Just after the end of World War I, Moffett received a plum assignment, he was ordered to command the battleship Mississippi. During exercises at Guantanamo Bay, Moffett saw the battleship Texas fitted with wooden decks to evaluate the operation of spotting aircraft from ships of the fleet. Moffett did the same for Mississippi during exercises in 1920 off the coast of California and learned that spotting aircraft helped improve the accuracy of his ship’s guns.
Shortly thereafter, Moffett was assigned next to Washington as Director of Aviation in the Office of the Chief of Naval Operations. One of his first challenges was to respond to the efforts of the Army Air Corps, led by air power enthusiast Brigadier General William “Billy” Mitchell. Mitchell grabbed headlines by orchestrating bombing tests against old, stationary U.S. and German warships off the Virginia Capes.
Partly through Moffett’s advocacy, the Navy established the Bureau of Aeronautics, which accorded naval aviation a more prominent place in the Navy’s bureaucracy. Moffett was promoted to Rear Admiral and named the bureau’s first director. He realized that he needed to establish a strong aviation organization within the Navy to counter Mitchell’s actions.
Moffett held the view that naval aviation and the fleet it supported would only be successful if the airplane was fully integrated into operations at sea.
With Moffett’s support, the Navy commissioned three aircraft carriers which entered the fleet in the 1920s – USS Langley, USS Lexington and USS Saratoga. However, Moffett also understood that the keys to an effective naval air arm would be its aircraft and aircrews. Perhaps his greatest achievements were securing funding support from Congress for the development of modern aircraft and engines.
His bureau worked closely with Boeing, Grumman, Consolidated and other aircraft manufacturers to use the latest technologies and development of shipboard catapults and seaplanes.
Moffett was strongly identified with the Navy’s rigid airship program. He believed that lighter-than-air ships could serve as platforms for operating long-range scouting planes in support of the fleet. However, the Navy’s dirigible program was a failure. Heavy weather caused the crash of two huge airships – the Macon and the Akron – and the loss of many officers and men.
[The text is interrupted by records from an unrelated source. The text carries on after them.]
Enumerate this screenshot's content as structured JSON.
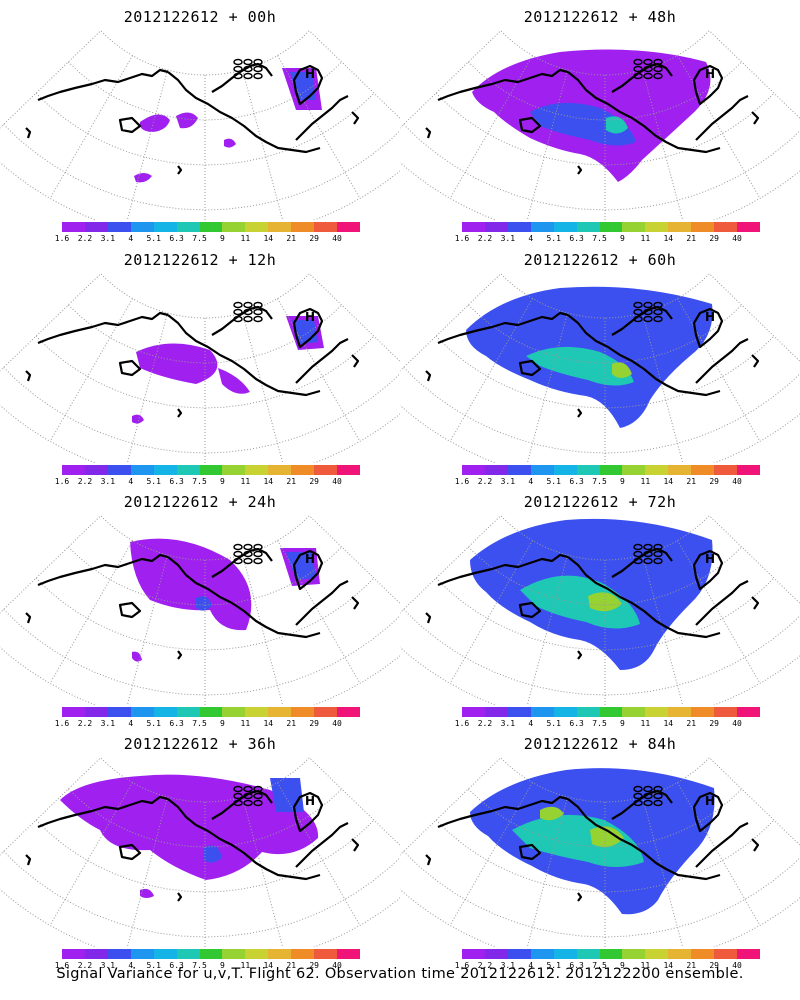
{
  "panels": [
    {
      "title": "2012122612 + 00h",
      "lead_hours": 0
    },
    {
      "title": "2012122612 + 48h",
      "lead_hours": 48
    },
    {
      "title": "2012122612 + 12h",
      "lead_hours": 12
    },
    {
      "title": "2012122612 + 60h",
      "lead_hours": 60
    },
    {
      "title": "2012122612 + 24h",
      "lead_hours": 24
    },
    {
      "title": "2012122612 + 72h",
      "lead_hours": 72
    },
    {
      "title": "2012122612 + 36h",
      "lead_hours": 36
    },
    {
      "title": "2012122612 + 84h",
      "lead_hours": 84
    }
  ],
  "colorbar": {
    "labels": [
      "1.6",
      "2.2",
      "3.1",
      "4",
      "5.1",
      "6.3",
      "7.5",
      "9",
      "11",
      "14",
      "21",
      "29",
      "40"
    ],
    "colors": [
      "#a020f0",
      "#8228e8",
      "#3c50f0",
      "#1e96f0",
      "#14b4e6",
      "#1ec8b4",
      "#32c832",
      "#96d232",
      "#c8d232",
      "#e6b432",
      "#f08c28",
      "#f05a3c",
      "#f01478"
    ]
  },
  "map": {
    "coastline_color": "#000000",
    "graticule_color": "#999999",
    "field_colors": {
      "low": "#a020f0",
      "mid": "#3c50f0",
      "high": "#1ec8b4",
      "peak": "#96d232"
    },
    "markers": [
      {
        "label": "H"
      }
    ]
  },
  "footer": "Signal Variance for u,v,T. Flight 62. Observation time 2012122612. 2012122200 ensemble."
}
One of those men who perished on board the Akron on April 4, 1933 was the sailor, who proudly led the Navy into the aviation age, William A. Moffett.
His unprecedented 12 year tenure as Chief of the Bureau of Aeronautics enabled him to use the skills he acquired during his career to create an organization that would change the face of naval warfare. For that, he is recognized at the “Father of Naval Aviation.”
For his vision, determination and perseverance in the development of naval aviation, William A. Moffett has earned his place in the National Aviation Hall of Fame.